# Finding the max height of a ball launched as a projectile using work-energy

1. Mar 19, 2007

### ph123

A ball is launched as a projectile with initial speed v at an angle theta above the horizontal. Using conservation of energy, find the maximum height h_max of the ball's flight.

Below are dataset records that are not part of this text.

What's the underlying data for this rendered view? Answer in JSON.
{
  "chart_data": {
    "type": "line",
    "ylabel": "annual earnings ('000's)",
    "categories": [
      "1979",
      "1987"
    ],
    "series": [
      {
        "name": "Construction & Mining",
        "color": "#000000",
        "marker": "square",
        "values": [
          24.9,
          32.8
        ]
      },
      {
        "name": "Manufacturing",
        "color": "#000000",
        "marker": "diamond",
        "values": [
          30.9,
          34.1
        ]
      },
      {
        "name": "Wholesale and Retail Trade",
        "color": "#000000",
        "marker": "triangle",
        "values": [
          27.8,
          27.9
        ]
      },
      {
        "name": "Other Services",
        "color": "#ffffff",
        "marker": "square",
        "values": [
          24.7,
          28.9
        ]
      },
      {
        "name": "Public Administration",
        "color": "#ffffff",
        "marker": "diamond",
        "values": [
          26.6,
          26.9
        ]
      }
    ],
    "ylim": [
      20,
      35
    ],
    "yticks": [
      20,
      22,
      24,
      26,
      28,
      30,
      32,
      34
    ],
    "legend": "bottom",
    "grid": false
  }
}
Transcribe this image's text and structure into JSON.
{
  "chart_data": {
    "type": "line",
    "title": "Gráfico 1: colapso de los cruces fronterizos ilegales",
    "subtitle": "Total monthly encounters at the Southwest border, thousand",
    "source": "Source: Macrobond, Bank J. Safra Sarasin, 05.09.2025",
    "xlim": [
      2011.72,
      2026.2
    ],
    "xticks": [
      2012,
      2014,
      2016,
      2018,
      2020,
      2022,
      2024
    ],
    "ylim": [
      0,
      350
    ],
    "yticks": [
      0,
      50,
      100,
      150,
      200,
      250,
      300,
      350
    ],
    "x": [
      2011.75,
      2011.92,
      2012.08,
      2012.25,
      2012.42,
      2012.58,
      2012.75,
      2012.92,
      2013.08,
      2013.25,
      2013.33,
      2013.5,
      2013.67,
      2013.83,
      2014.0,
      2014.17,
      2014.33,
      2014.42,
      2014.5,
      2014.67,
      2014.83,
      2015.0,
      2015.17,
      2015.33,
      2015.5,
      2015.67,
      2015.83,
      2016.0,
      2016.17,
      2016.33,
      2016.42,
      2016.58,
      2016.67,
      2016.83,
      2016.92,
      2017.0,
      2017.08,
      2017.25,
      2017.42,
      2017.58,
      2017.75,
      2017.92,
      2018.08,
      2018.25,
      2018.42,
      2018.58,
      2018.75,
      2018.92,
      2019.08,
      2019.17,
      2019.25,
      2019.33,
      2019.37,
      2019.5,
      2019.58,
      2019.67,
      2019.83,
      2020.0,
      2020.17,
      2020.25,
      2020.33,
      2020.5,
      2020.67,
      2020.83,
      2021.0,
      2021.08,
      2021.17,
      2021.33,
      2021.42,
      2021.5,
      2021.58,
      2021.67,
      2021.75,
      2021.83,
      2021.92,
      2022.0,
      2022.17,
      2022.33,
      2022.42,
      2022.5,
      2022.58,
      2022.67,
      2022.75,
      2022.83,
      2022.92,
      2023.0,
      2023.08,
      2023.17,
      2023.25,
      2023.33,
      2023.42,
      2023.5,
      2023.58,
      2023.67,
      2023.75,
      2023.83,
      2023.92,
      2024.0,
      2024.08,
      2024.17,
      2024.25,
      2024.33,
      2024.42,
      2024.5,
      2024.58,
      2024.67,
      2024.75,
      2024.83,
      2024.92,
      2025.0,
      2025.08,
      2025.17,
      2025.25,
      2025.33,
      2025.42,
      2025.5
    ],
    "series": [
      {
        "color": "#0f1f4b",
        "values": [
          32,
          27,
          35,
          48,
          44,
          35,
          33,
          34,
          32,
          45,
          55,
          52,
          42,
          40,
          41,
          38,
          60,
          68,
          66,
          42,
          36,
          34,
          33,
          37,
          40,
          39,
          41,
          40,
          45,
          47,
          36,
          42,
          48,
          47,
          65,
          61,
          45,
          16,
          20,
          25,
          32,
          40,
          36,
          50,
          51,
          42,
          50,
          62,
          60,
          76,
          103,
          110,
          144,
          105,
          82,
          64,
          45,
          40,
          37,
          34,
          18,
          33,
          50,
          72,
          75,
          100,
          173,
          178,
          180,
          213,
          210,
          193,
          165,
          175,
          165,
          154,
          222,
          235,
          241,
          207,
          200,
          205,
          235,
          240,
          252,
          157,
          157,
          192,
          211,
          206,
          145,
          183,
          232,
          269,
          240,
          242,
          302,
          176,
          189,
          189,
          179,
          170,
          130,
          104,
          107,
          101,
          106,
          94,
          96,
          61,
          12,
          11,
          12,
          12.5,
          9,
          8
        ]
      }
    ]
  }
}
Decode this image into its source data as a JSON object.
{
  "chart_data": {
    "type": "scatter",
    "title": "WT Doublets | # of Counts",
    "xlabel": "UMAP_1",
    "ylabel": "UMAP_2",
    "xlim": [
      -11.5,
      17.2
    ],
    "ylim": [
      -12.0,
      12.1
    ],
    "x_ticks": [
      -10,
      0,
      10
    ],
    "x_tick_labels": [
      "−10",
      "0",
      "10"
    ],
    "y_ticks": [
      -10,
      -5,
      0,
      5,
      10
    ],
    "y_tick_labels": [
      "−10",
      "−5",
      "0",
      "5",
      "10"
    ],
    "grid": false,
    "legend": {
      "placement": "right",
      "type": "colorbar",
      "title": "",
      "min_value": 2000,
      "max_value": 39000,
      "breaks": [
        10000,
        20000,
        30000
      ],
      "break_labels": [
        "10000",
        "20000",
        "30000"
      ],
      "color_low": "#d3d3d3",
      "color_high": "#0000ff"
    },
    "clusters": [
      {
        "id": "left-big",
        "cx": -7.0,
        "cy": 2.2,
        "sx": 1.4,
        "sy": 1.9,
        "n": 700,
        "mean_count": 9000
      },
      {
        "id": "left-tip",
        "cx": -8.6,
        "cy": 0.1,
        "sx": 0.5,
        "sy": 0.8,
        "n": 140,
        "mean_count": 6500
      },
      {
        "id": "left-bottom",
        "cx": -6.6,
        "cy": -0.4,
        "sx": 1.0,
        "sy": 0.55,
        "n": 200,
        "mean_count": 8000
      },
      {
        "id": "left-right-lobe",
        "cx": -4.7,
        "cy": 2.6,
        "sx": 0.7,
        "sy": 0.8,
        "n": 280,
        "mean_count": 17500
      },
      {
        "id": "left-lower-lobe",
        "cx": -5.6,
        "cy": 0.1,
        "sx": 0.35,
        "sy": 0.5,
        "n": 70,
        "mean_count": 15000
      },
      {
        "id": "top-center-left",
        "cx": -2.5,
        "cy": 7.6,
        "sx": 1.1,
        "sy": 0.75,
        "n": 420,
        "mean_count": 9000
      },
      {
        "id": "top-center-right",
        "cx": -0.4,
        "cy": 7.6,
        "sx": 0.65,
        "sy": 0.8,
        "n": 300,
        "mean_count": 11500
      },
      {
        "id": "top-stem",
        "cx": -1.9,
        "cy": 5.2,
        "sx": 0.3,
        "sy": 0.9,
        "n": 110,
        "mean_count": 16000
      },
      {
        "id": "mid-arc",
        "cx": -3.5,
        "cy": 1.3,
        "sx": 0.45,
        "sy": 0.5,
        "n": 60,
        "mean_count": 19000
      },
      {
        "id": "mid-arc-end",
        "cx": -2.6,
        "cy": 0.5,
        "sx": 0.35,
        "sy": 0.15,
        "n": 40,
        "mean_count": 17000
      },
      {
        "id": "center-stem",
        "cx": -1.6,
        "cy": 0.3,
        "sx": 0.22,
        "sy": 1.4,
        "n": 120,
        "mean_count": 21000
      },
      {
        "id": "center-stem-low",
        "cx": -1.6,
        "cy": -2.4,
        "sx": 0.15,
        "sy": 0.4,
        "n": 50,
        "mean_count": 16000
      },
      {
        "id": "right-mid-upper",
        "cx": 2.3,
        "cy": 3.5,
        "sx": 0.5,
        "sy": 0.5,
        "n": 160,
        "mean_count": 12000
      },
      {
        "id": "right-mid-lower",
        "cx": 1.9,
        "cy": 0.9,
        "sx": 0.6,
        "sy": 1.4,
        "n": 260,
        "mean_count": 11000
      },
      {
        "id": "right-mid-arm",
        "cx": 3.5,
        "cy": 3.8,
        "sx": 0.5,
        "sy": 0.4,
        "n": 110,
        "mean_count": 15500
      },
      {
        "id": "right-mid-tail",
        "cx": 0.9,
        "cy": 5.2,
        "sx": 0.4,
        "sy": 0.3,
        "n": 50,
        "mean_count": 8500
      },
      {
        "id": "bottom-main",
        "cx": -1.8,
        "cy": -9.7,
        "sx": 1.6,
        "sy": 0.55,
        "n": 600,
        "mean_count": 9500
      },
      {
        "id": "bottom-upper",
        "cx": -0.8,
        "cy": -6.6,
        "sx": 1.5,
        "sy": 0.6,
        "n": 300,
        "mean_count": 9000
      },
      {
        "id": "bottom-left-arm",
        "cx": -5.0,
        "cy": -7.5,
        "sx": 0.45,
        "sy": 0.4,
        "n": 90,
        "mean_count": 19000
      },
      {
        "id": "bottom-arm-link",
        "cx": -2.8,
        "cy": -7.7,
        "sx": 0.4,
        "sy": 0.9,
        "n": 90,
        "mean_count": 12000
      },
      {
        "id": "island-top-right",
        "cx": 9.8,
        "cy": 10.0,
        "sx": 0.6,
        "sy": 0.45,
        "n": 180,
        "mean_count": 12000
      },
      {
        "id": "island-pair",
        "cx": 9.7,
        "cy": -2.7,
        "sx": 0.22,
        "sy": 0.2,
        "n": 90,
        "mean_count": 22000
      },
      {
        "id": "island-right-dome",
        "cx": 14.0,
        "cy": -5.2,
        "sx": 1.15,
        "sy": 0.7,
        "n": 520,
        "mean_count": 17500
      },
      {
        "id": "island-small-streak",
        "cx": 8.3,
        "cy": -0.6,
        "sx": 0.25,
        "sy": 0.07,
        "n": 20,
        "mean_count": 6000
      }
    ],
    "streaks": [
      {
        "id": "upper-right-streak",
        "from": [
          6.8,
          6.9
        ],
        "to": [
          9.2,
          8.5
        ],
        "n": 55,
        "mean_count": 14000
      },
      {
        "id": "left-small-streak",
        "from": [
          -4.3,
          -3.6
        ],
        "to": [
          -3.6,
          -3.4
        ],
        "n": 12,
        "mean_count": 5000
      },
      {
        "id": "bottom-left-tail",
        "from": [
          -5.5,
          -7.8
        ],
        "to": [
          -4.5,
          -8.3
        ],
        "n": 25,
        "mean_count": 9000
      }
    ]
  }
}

My energy equation is as follows:

0.5m(v^2)cos(theta) +0.5m(v^2)sin(theta) = 0.5m(v^2)cos(theta) + mgh_max

v^2cos(theta) + v^2sin(theta) = 2gh_max + v^2cos(theta)
h_max = (v^2sin(theta))/2g

This isn't right, somehow. I know that the only velocity at max height is in the x-direction, so max height should be a sine function, right? Did I forget to include something in my energy equation?

2. Mar 19, 2007

### PhanthomJay

Looks like you forgot to square the trig functions. At the top of the flight, for example, the KE is
$$KE = 1/2m(vcos\theta)^2$$. Also, in the initial case, you don't have to break v into its x and y components. You can just use 1/2mv^2 and get the same result.

3. Mar 19, 2007

### ph123

thanks! i got

h_max = (v^2sin^2(theta))/2g

You actually cleared up a big confusion for me in general. I always was using v^2trig(theta) in lots of problems and never understood what was going wrong.

4. Mar 19, 2007

### PhanthomJay

Yes, that is correct, and better than my suggestion to not break up v_initial into its components. In which case you would get, not to confuse you,
$$1/2mv^2 = mgh_{max} + 1/2m(vcos\theta)^2$$
$$v^2 = 2gh_{max} + (vcos\theta)^2$$
$$h_{max} = (v^2 - (vcos\theta)^2 )/2g$$
$$h_{max} = (v^2(1 - (cos\theta)^2)/2g$$
$$h_{max} = (v^2sin^2\theta)/2g$$
which is a bit more tedious than your approach.